GALLUP: Why leaders don’t really want change

George Gallup was the inventor of market research and the universally admired founder of The Gallup Poll at Princeton.

In The Miracle Ahead (Harper & Row NY 1964) from his long experience in measuring public opinion–before, during and after political elections–Dr Gallup wrote about why leaders generally have an in-built logical reluctance towards change:

Change cannot be brought about easily by leaders, except in those situations in which the changes advocated do not disturb the present relationships. In fact, it is the leaders who typically become the most bitter and the most effective foes of change.

The public must take the initiative and assume responsibility for progress in the affairs of man. The public must force change upon its leaders who command more respect today than perhaps they deserve. The leader is expert in his or her small world as it presently exists, not expert in the world as it might exist.

Although the leader plays an important part in modern society, it is not realistic to expect him or her to advocate change. This is the surest way for that leader to lose his or her status. The hope of the future rests with the citizen also known as, the customer.

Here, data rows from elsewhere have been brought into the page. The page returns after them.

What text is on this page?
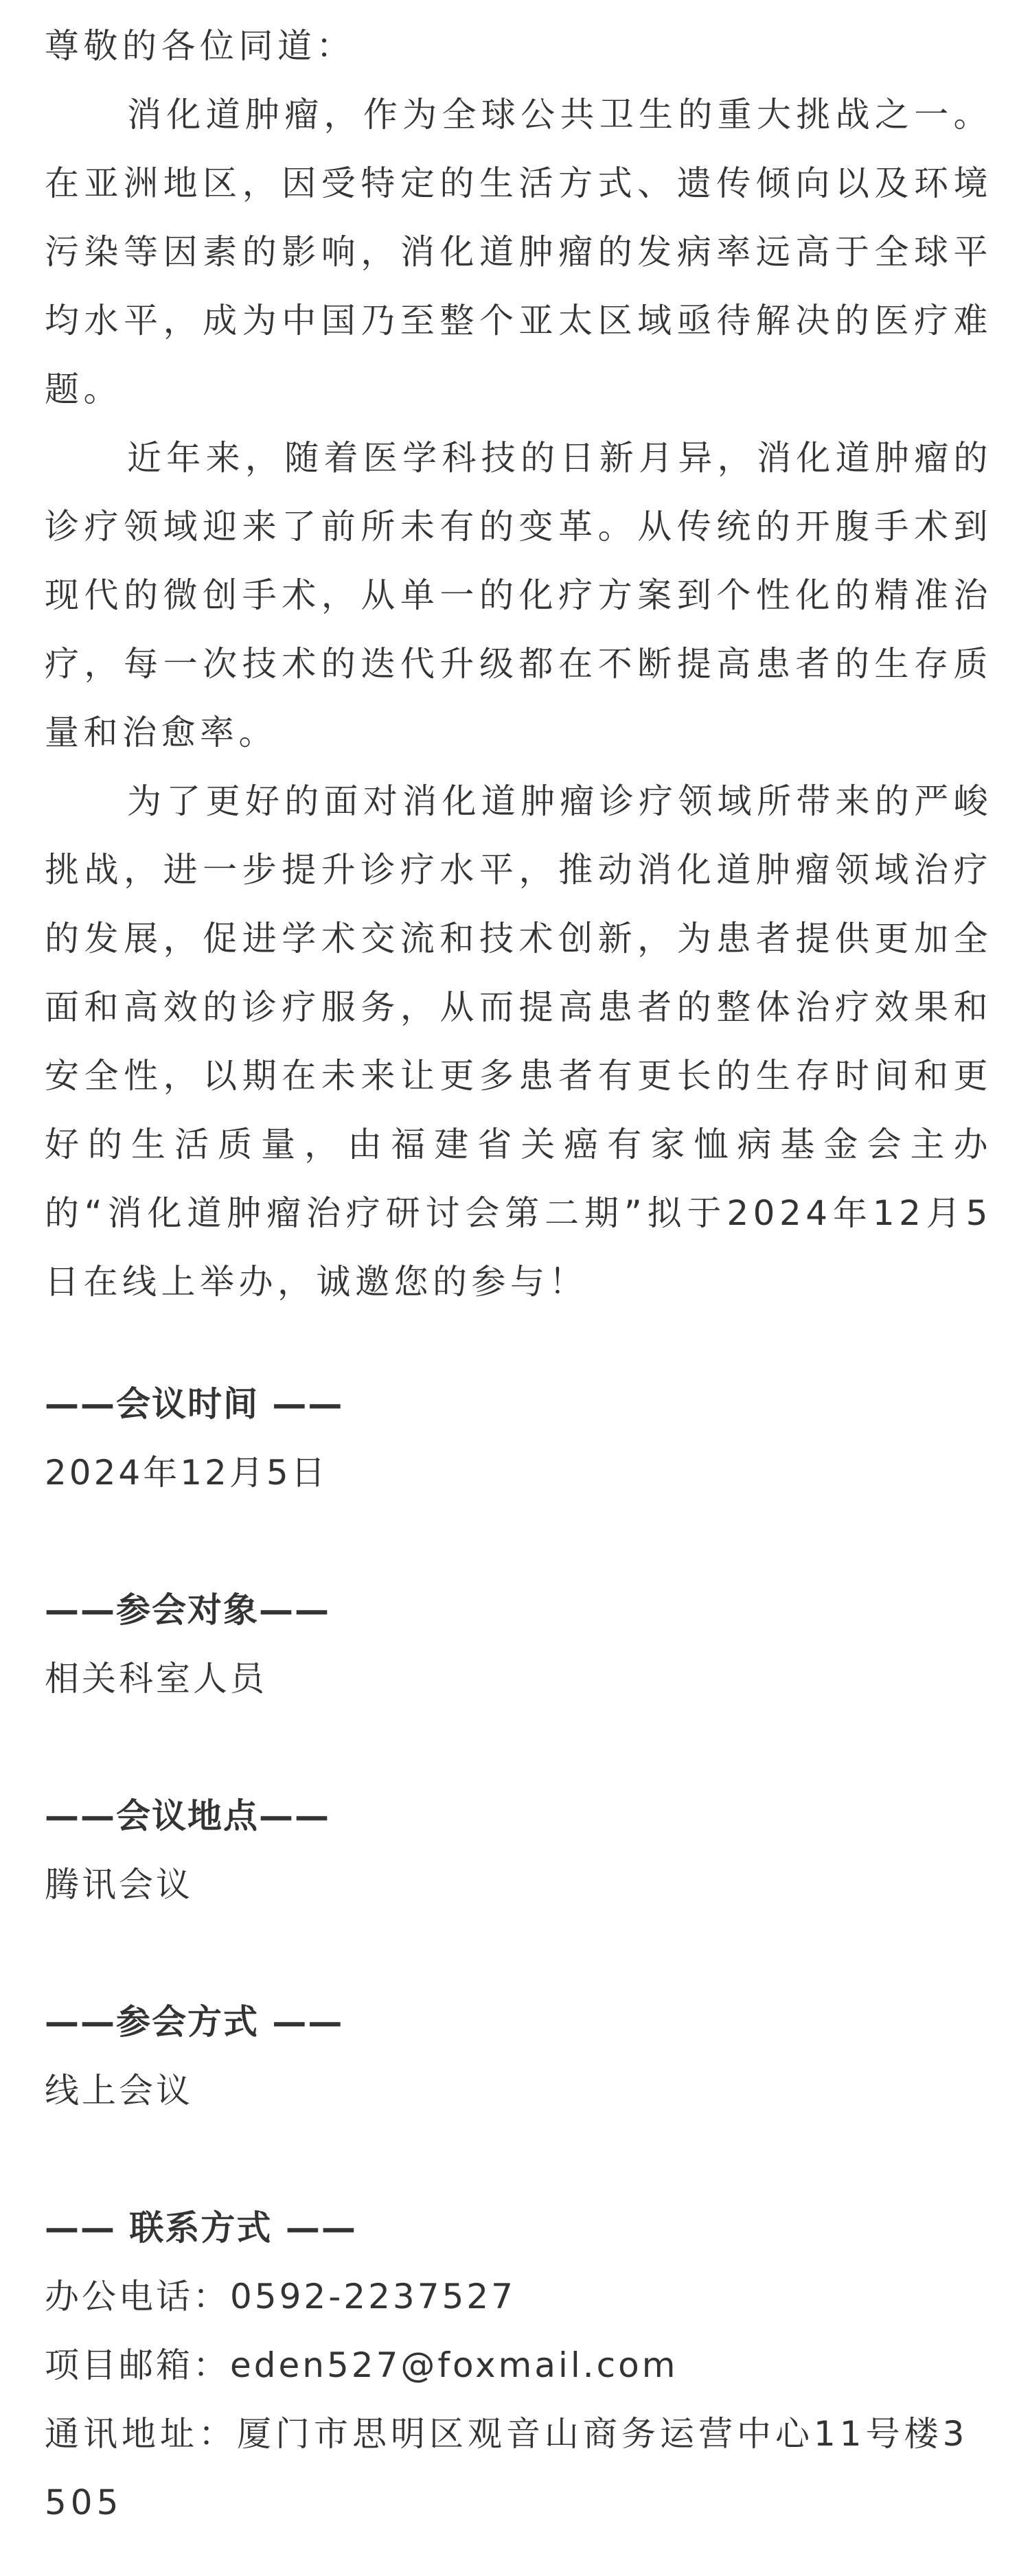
尊敬的各位同道：

消化道肿瘤，作为全球公共卫生的重大挑战之一。在亚洲地区，因受特定的生活方式、遗传倾向以及环境污染等因素的影响，消化道肿瘤的发病率远高于全球平均水平，成为中国乃至整个亚太区域亟待解决的医疗难题。

近年来，随着医学科技的日新月异，消化道肿瘤的诊疗领域迎来了前所未有的变革。从传统的开腹手术到现代的微创手术，从单一的化疗方案到个性化的精准治疗，每一次技术的迭代升级都在不断提高患者的生存质量和治愈率。

为了更好的面对消化道肿瘤诊疗领域所带来的严峻挑战，进一步提升诊疗水平，推动消化道肿瘤领域治疗的发展，促进学术交流和技术创新，为患者提供更加全面和高效的诊疗服务，从而提高患者的整体治疗效果和安全性，以期在未来让更多患者有更长的生存时间和更好的生活质量，由福建省关癌有家恤病基金会主办的“消化道肿瘤治疗研讨会第二期”拟于2024年12月5日在线上举办，诚邀您的参与！

——会议时间 ——

2024年12月5日

——参会对象——

相关科室人员

——会议地点——

腾讯会议

——参会方式 ——

线上会议

—— 联系方式 ——

办公电话：0592-2237527

项目邮箱：eden527@foxmail.com

通讯地址：厦门市思明区观音山商务运营中心11号楼3505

To be effective the citizen/customer must be well-informed, and she or he must discover better ways of making better use of her own great capacities and those of her friends. Citizens or customers cannot expect their leaders to give them much help in their upward march”.

QUESTION: In your own experience, as you look around at the leaders your life, do you find many agents of change or are most simply protectors of the status quo? Post your comment.

One thought on “GALLUP: Why leaders don’t really want change

  1. Most are protectors of the status quo. Another factor that inhibits change in two party political systems is that if one side of politics champions change on a particular issue the other side often champions the status quo. It is often more effective to mount a scare campaign on the adverse effects of change than to advocate change.